Pemeriksaan Tuntas Atas Kasus Munir

Sumber Foto: https://www.bbc.com/indonesia/indonesia-68572838

Oleh: K.H. Abdurrahman Wahid

SAAT itu tiap Sabtu pagi antara jam 07.00-09.00 WIB, penulis diwawancarai dan terlibat dalam dialog interaktif dengan para pendengar, melalui radio Jakarta News FM. Dalam wawancara Sabtu pagi itu, penulis ditanyai oleh sang penyiar bagaimana pendapatnya mengenai kemungkinan dibentuknya tim penyelidikan mengenai kasus pejuang hak asasi manusia (HAM) almarhum Munir. Penulis menyatakan, melihat ‘keharusan’ adanya penelitian dan penyelidikan atas kasus tersebut. Ketika menyatakan hal itu di muka mikrofon milik radio niaga tersebut, terbayang di mata penulis almarhum Munir yang duduk di balik meja tulis kecil milik Kontras, di Gedung Lembaga Bantuan Hukum (LBH) di Jakarta Pusat. Dengan kesederhanaannya almarhum Munir merupakan idola penulis sebagai pejuang gigih yang akhirnya mengorbankan jiwa untuk perjuangan yang diyakininya.

Seperti kita ketahui semua, apa yang dilakukan Munir semasa hidupnya adalah memperjuangkan berlakunya HAM di negeri ini. Hal itu seiring dengan upaya penulis untuk menegakkan demokrasi.

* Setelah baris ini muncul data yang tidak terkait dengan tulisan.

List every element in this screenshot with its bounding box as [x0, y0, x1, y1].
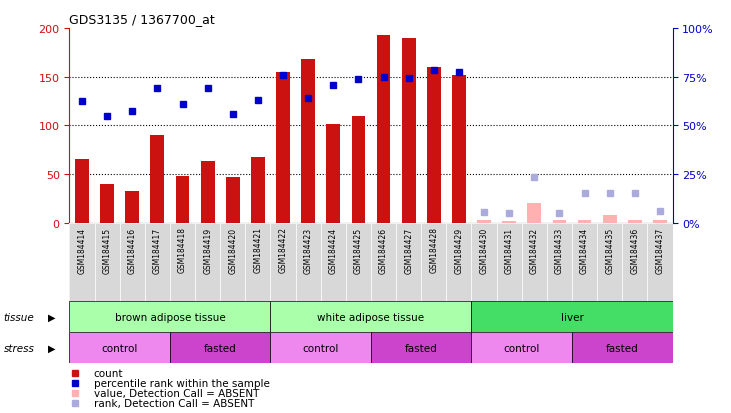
- Bar: [603, 215, 617, 223]
- Bar: [100, 184, 114, 223]
- Text: control: control: [303, 343, 339, 353]
- Text: GSM184415: GSM184415: [102, 227, 112, 273]
- Bar: [195, 223, 220, 301]
- Bar: [477, 220, 491, 223]
- Bar: [145, 223, 170, 301]
- Bar: [527, 204, 541, 223]
- Bar: [246, 223, 270, 301]
- Text: GSM184423: GSM184423: [303, 227, 313, 273]
- Text: liver: liver: [561, 312, 583, 322]
- Text: GSM184432: GSM184432: [530, 227, 539, 273]
- Bar: [553, 220, 567, 223]
- Bar: [94, 223, 120, 301]
- Bar: [270, 301, 471, 332]
- Bar: [628, 220, 642, 223]
- Text: GSM184420: GSM184420: [228, 227, 238, 273]
- Text: percentile rank within the sample: percentile rank within the sample: [94, 378, 270, 388]
- Text: GSM184435: GSM184435: [605, 227, 614, 273]
- Bar: [75, 160, 89, 223]
- Bar: [371, 332, 471, 363]
- Bar: [175, 176, 189, 223]
- Bar: [452, 76, 466, 223]
- Bar: [502, 221, 516, 223]
- Bar: [321, 223, 346, 301]
- Bar: [572, 332, 673, 363]
- Bar: [69, 223, 94, 301]
- Bar: [427, 68, 441, 223]
- Bar: [376, 36, 390, 223]
- Bar: [226, 178, 240, 223]
- Text: GSM184421: GSM184421: [254, 227, 262, 273]
- Bar: [447, 223, 471, 301]
- Text: GSM184426: GSM184426: [379, 227, 388, 273]
- Text: tissue: tissue: [4, 312, 34, 322]
- Bar: [69, 301, 270, 332]
- Text: GDS3135 / 1367700_at: GDS3135 / 1367700_at: [69, 13, 215, 26]
- Bar: [597, 223, 622, 301]
- Text: GSM184431: GSM184431: [504, 227, 514, 273]
- Bar: [220, 223, 246, 301]
- Text: ▶: ▶: [48, 343, 55, 353]
- Bar: [471, 301, 673, 332]
- Bar: [471, 332, 572, 363]
- Text: GSM184419: GSM184419: [203, 227, 212, 273]
- Bar: [402, 38, 416, 223]
- Bar: [577, 220, 591, 223]
- Text: GSM184430: GSM184430: [480, 227, 488, 273]
- Text: fasted: fasted: [405, 343, 438, 353]
- Text: GSM184427: GSM184427: [404, 227, 413, 273]
- Bar: [276, 73, 290, 223]
- Bar: [270, 223, 295, 301]
- Bar: [653, 220, 667, 223]
- Text: GSM184425: GSM184425: [354, 227, 363, 273]
- Text: GSM184433: GSM184433: [555, 227, 564, 273]
- Text: fasted: fasted: [606, 343, 639, 353]
- Bar: [648, 223, 673, 301]
- Bar: [201, 162, 215, 223]
- Bar: [151, 135, 164, 223]
- Text: stress: stress: [4, 343, 34, 353]
- Text: control: control: [504, 343, 540, 353]
- Bar: [371, 223, 396, 301]
- Bar: [125, 192, 139, 223]
- Text: brown adipose tissue: brown adipose tissue: [115, 312, 225, 322]
- Text: ▶: ▶: [48, 312, 55, 322]
- Text: rank, Detection Call = ABSENT: rank, Detection Call = ABSENT: [94, 398, 254, 408]
- Text: GSM184422: GSM184422: [279, 227, 287, 273]
- Text: GSM184429: GSM184429: [455, 227, 463, 273]
- Text: GSM184414: GSM184414: [77, 227, 86, 273]
- Bar: [326, 125, 340, 223]
- Bar: [547, 223, 572, 301]
- Bar: [170, 223, 195, 301]
- Text: fasted: fasted: [204, 343, 237, 353]
- Bar: [120, 223, 145, 301]
- Bar: [622, 223, 648, 301]
- Text: GSM184436: GSM184436: [630, 227, 640, 273]
- Bar: [270, 332, 371, 363]
- Bar: [421, 223, 447, 301]
- Text: GSM184417: GSM184417: [153, 227, 162, 273]
- Text: count: count: [94, 368, 123, 378]
- Bar: [496, 223, 522, 301]
- Bar: [522, 223, 547, 301]
- Text: white adipose tissue: white adipose tissue: [317, 312, 425, 322]
- Text: GSM184418: GSM184418: [178, 227, 187, 273]
- Bar: [396, 223, 421, 301]
- Text: GSM184416: GSM184416: [128, 227, 137, 273]
- Text: value, Detection Call = ABSENT: value, Detection Call = ABSENT: [94, 388, 259, 398]
- Bar: [295, 223, 321, 301]
- Bar: [170, 332, 270, 363]
- Bar: [69, 332, 170, 363]
- Text: GSM184434: GSM184434: [580, 227, 589, 273]
- Text: GSM184424: GSM184424: [329, 227, 338, 273]
- Text: control: control: [102, 343, 138, 353]
- Bar: [301, 60, 315, 223]
- Bar: [251, 158, 265, 223]
- Bar: [572, 223, 597, 301]
- Bar: [352, 116, 366, 223]
- Bar: [346, 223, 371, 301]
- Text: GSM184437: GSM184437: [656, 227, 664, 273]
- Bar: [471, 223, 496, 301]
- Text: GSM184428: GSM184428: [429, 227, 439, 273]
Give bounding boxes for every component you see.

Kalau penulis memilih bidang perlindungan atas hak-hak hukum golongan minoritas agama dan rasial, maka Munir memilih masalah HAM sebagai ajang perjuangan. Kalau Luhut Pangaribuan berjuang melalui kedaulatan hukum, maka apa yang dilakukannya itu tentu sejalan dengan tugas penulis dan kiprah almarhum Munir. Ini juga tentu saja sejalan dengan apa yang dilakukan sejumlah kawan untuk melindungi kebebasan pers. Di tengah-tengah apa yang dilakukan untuk menegakkan demokrasi itu, kita lihat justru para pemimpin negara kita (termasuk beberapa presiden) diliputi ketakutan dalam melakukan tugas-tugas yang dibebankan negara untuk hal itu. Seolah-olah mereka hanya senang kepada kekuasaan yang dibawakan oleh jabatan mereka tanpa memiliki rasa bertanggung jawab atas keselamatan demokrasi.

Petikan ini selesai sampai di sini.